Perguntas frequentes

O que perguntar numa entrevista para recepcionista?

Comece pela discrição: o que a pessoa responde a um visitante que pergunta quem mais está no prédio. Depois o visitante irritado na sala de espera cheia, a ligação que não diz o assunto e insiste, e como ela não perde as coisas sendo interrompida. Essas quatro cobrem o que realmente varia entre candidatos, e nenhuma é sobre simpatia.

Como testar discrição numa entrevista?

Faça uma pergunta em que ser prestativa e ser discreta puxam para lados opostos.

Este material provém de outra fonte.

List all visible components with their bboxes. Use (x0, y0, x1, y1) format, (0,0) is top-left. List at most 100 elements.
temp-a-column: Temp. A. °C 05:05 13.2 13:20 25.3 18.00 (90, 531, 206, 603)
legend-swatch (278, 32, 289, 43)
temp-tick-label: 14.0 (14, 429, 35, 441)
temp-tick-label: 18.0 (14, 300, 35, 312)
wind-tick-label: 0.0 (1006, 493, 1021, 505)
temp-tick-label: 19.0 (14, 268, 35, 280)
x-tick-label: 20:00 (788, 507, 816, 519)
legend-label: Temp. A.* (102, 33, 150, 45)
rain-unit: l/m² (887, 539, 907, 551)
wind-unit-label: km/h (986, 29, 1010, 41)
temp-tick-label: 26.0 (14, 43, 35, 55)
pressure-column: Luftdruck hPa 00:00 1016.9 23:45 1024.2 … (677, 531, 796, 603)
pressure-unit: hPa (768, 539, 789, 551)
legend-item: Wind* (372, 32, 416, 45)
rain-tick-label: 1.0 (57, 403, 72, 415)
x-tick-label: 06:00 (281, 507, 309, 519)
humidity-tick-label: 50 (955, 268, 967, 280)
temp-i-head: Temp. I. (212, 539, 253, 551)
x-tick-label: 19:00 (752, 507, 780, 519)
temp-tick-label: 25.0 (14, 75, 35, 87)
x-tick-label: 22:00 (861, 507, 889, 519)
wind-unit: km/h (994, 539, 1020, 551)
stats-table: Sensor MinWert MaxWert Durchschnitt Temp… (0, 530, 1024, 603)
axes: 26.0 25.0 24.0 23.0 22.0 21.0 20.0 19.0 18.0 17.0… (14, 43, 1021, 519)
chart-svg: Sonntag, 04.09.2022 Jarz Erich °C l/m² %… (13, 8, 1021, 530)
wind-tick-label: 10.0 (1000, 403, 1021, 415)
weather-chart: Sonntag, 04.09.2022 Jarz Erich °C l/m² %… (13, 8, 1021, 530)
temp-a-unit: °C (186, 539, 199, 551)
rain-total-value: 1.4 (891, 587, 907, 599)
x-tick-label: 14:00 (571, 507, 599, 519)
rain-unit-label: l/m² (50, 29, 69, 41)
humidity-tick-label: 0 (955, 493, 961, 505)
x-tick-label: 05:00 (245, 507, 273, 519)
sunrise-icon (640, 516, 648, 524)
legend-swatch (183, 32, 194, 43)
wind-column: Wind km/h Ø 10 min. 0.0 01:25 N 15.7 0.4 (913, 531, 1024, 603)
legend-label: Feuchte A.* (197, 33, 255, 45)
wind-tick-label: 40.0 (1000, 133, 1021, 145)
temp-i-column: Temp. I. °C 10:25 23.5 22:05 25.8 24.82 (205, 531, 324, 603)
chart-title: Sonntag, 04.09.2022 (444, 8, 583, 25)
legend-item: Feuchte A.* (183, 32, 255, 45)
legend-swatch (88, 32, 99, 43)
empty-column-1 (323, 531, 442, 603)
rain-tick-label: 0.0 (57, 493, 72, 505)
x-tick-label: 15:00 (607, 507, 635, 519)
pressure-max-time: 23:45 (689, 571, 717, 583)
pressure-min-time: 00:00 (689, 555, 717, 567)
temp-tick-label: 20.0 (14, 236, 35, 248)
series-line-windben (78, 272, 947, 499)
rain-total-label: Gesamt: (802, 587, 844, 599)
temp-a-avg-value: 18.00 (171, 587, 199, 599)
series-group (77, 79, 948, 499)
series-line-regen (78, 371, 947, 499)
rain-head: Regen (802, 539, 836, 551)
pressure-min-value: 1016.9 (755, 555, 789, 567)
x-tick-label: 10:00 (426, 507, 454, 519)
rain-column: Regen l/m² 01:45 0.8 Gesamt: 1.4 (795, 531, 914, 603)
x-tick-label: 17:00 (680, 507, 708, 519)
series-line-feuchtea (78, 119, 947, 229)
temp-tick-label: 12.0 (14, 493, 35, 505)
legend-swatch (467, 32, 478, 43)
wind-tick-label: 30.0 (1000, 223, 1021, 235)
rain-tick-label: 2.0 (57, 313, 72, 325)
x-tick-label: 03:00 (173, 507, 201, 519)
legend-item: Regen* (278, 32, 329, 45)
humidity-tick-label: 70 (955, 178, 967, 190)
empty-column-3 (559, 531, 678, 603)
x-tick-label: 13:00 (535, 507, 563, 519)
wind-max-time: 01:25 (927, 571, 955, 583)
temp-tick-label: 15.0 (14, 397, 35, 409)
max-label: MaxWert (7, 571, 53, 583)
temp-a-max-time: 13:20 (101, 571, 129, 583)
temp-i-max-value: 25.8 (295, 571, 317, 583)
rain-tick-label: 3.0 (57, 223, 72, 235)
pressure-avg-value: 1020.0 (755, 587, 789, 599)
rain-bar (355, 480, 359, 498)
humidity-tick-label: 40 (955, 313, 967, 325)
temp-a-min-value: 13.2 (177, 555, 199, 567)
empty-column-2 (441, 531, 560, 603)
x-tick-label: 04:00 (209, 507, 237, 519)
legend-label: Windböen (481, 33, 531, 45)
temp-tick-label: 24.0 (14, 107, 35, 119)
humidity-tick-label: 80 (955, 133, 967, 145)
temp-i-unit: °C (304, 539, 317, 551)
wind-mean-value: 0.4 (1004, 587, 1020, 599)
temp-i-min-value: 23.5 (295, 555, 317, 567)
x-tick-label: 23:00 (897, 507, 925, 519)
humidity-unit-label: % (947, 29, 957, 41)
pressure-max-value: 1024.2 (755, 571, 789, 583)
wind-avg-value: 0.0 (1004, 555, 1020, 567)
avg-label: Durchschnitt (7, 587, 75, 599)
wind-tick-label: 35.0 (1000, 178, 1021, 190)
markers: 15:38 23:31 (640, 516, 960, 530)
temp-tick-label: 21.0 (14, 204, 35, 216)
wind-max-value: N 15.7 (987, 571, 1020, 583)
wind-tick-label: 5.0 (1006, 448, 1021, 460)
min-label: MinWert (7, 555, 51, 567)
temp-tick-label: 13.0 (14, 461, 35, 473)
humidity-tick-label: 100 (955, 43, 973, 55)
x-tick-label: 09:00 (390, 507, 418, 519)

Visitante perguntando sobre outros visitantes, ou alguém insistindo para ser transferido. Candidato bom segura o limite e continua simpático fazendo isso. As respostas separam mais do que a obviedade da regra sugere, por isso vale perguntar direto em vez de supor.

Recepcionista precisa de experiência anterior em recepção?

Normalmente não. Os sistemas se ensinam, e os traços que importam — discrição, postura, um método para lidar com interrupção — aparecem em quem veio de loja, de restaurante ou de atendimento. Exigir experiência estreita a pilha sem melhorar muito a contratação.

Vale usar entrevista gravada para recepção?

Para a primeira rodada, sim: as perguntas acima funcionam bem gravadas, a pilha costuma ser grande e todo mundo recebe as mesmas perguntas com o mesmo tempo. Para a rodada final, não. Como a pessoa ocupa um saguão (presença, postura, como cumprimenta quem entra) é físico e nenhuma gravação mostra isso.